I don’t think I’m being too naive when I say that most rumors of the Bears moving out of Soldier Field (and into the empty/for-sale Arlington International Racecourse in Arlington Heights) land a little light. As Luis put it previously, it’s simply difficult to imagine the Bears leaving Solider Field to spend their own money on a state-of-the-art complex in Arlington Heights, especially when their lease in Chicago doesn’t expire until the early 2030s. And, indeed, the only thing more difficult to envision is sourcing public money to build that stadium (especially right now).

However, the mere *existence* of those Arlington Heights rumors can serve a very useful purpose for the Bears (and the NFL). In fact, I believe that’s exactly what’s happening right now.

At this moment, the Bears are negotiating with the City of Chicago on the return of fans to the stadium when football kicks back off this fall. More specifically, the team/league is negotiating the percent of total stadium capacity that will be allowed (the Chicago Fire already has a deal in place with the city, allowing up to 25% capacity, but it’s very likely the Bears are seeking something much greater than that).

Citing the success of the Cubs and White Sox limited fan capacity, as well as the three month head start on finalizing an agreement (and taming the virus), Scott Hagel, the team’s senior vice president for marketing and communications, says he’s encouraged and that things are progressing nicely. Likewise, the city’s official comment is that the Bears have been a good partner. So *maybe* there’s nothing new there. Maybe everyone really is playing nice.

However, that’s not all Hagel said. Or rather, that’s not all he didn’t say.

When asked about the Bears interest in the Arlington Heights property, Hagel evidently refused to answer with any clarity, even after he was reminded that such a denial would result in a pretty obvious conclusion (emphasis mine):

“I wouldn’t be able to tell you,” said Hagel, who gave an interview a day after I first called the team asking them to comment on the Arlington rumor.

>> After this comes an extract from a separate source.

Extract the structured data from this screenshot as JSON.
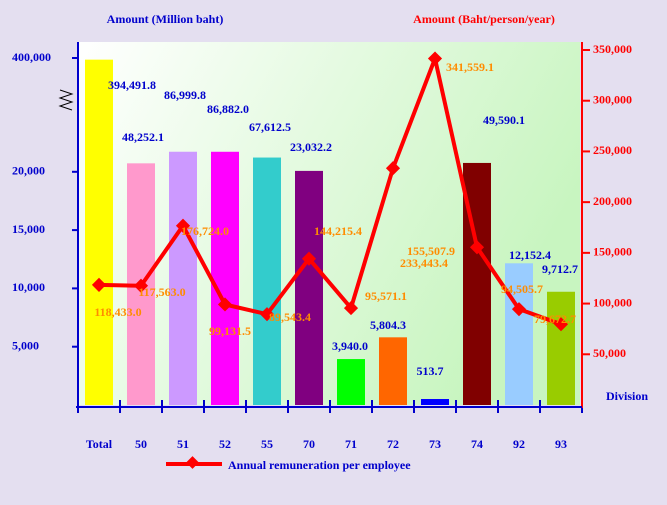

When asked directly if the team has begun talks with Churchill Downs, Hagel replied, “our priority is about Soldier Field.”

When told that such a statement left the impression that other possibilities are on the table, Hagel said, “Our focus continues to be on Soldier Field. . . .I can’t say more.”

Certainly, by the fall, Soldier Field *should* be able to host more than 25% capacity, given the trajectory of the virus and vaccine rollout, so I’m not surprised to see the team seeking something greater than the 25% already (presumably) on the table. Indeed, you can expect greater than 25% at Wrigley and Guaranteed Rate by then, too. At the same time, you could see why the city would want to wait as long as possible to make that decision (the closer we are to Week 1, the easier the decision should be).

Of course, for however long the city wants to wait, you can imagine the league/team wanting an answer even sooner for ticket sales, planning purposes, revenue expectations, etc – thus, the Arlington Heights rumors.

If the Bears can keep those rumors alive, they’ll maintain at least a little bit of additional leverage that could improve the deal from their perspective or even get something on the books sooner than expected. So perhaps there’s actual interest there or perhaps not. But so long as a “no comment” is perceived as a “yes,” in the headlines, the Bears benefit from the rumors.